9. What are some common types of graphs used in Class 11 Maths Chapter 13 Miscellaneous Solutions?

Common types of graphs include bar graphs, pie charts, histograms, and line graphs. These graphs visually represent data and help in understanding relationships, trends, and distributions. For instance, a histogram displays the frequency distribution of numerical data, making it easier to interpret data patterns.

10. How do you interpret a histogram in Ch 13 Miscellaneous Class 11?

A histogram is a graphical representation of data distribution, where data is grouped into intervals or bins along the x-axis and the frequency of each interval is represented on the y-axis. It helps in visualizing the shape, center, and spread of data. A taller histogram bar indicates a higher frequency of data points within that interval.

11. Why is it important to understand probability in Ch 13 Miscellaneous Class 11?

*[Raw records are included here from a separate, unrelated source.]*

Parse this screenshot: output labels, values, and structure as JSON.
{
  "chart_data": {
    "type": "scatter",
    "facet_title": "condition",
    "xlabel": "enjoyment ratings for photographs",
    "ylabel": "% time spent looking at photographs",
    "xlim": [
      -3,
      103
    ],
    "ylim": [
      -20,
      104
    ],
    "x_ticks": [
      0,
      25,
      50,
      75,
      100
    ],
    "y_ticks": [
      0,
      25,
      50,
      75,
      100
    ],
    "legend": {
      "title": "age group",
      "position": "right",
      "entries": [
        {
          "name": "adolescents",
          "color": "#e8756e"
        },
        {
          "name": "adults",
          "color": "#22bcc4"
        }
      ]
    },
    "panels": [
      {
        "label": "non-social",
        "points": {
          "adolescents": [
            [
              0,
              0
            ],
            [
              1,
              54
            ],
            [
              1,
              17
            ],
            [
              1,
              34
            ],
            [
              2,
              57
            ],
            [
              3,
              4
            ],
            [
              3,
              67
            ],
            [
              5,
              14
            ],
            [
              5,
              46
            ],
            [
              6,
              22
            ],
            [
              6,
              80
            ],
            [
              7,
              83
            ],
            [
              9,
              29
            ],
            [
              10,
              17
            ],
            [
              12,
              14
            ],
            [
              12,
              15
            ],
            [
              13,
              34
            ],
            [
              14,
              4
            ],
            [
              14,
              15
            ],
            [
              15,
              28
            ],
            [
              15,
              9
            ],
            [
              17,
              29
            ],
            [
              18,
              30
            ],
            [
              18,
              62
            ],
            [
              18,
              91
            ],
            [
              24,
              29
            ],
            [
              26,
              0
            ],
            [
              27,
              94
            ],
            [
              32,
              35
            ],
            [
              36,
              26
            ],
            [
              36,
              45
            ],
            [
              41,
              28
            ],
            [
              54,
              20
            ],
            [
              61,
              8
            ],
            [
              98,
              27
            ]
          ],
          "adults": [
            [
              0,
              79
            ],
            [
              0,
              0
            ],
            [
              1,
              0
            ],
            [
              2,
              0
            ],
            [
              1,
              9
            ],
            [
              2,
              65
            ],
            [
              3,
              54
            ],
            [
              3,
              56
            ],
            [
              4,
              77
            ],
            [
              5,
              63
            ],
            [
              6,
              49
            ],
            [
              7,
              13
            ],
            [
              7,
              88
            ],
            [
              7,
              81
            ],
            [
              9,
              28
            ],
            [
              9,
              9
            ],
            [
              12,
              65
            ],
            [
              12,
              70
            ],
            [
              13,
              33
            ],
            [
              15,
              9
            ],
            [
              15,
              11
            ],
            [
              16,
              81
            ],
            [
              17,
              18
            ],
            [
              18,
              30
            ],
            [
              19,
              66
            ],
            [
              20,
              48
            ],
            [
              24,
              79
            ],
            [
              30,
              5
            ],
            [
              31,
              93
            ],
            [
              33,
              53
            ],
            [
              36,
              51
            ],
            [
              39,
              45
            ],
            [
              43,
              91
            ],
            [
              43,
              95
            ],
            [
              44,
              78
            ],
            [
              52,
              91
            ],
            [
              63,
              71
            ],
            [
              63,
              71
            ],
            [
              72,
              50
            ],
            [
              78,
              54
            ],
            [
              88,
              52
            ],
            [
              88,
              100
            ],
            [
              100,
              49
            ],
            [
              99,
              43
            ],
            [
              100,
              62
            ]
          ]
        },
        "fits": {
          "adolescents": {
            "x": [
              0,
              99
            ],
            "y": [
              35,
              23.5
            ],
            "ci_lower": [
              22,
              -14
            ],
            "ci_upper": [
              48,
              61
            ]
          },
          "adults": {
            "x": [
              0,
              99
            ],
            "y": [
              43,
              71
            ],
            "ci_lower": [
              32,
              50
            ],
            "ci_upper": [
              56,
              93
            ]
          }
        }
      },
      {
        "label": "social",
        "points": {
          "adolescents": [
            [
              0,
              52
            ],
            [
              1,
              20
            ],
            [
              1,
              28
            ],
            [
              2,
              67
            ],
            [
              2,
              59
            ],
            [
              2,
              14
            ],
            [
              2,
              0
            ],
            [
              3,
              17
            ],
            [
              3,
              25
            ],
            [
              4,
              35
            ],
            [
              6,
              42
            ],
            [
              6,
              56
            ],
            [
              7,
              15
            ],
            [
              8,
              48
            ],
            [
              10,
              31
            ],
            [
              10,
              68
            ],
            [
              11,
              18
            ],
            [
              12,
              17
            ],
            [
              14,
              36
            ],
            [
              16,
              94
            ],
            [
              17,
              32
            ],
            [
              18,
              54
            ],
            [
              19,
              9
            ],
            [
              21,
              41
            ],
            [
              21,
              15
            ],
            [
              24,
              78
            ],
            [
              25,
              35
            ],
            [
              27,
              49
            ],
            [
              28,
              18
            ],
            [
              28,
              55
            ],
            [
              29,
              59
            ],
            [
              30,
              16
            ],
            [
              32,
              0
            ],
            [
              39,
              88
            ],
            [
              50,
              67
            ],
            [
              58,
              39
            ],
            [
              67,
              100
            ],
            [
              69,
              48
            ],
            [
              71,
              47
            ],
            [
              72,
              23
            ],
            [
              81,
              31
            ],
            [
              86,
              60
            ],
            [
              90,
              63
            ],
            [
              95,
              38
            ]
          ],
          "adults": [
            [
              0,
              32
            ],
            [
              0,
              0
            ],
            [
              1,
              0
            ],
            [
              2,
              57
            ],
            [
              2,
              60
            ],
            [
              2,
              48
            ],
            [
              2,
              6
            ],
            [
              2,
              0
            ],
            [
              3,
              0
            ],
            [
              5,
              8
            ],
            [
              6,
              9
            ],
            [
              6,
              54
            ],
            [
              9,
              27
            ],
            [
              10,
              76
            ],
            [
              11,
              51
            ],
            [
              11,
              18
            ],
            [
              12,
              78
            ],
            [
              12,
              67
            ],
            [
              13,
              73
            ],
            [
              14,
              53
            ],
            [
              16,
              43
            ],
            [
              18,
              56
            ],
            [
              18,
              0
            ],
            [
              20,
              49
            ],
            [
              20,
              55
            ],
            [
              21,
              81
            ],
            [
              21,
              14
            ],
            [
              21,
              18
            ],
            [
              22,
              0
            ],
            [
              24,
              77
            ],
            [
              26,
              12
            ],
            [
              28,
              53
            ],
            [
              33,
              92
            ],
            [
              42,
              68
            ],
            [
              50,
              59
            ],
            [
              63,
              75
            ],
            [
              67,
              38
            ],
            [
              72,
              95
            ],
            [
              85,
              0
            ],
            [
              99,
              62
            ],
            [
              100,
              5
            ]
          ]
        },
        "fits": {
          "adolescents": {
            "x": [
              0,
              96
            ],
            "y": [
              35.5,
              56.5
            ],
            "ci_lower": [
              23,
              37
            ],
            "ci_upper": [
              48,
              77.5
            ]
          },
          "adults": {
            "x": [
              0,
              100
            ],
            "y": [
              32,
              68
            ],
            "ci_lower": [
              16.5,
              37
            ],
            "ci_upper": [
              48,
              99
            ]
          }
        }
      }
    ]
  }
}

Probability is essential in statistics as it quantifies uncertainty and measures the likelihood of events occurring based on data analysis. It helps in making informed decisions under uncertainty, such as predicting outcomes in games of chance or assessing risks in financial investments.

12. How can NCERT Solutions Ch 13 Miscellaneous Class 11 help in understanding statistics better?

NCERT Solutions Ch 13 Miscellaneous Class 11, provide detailed explanations and step-by-step solutions to problems in Chapter 13. They offer clarity on statistical concepts and methods, helping students practice different types of questions. By using NCERT Solutions, students can strengthen their understanding of statistics and prepare effectively for exams.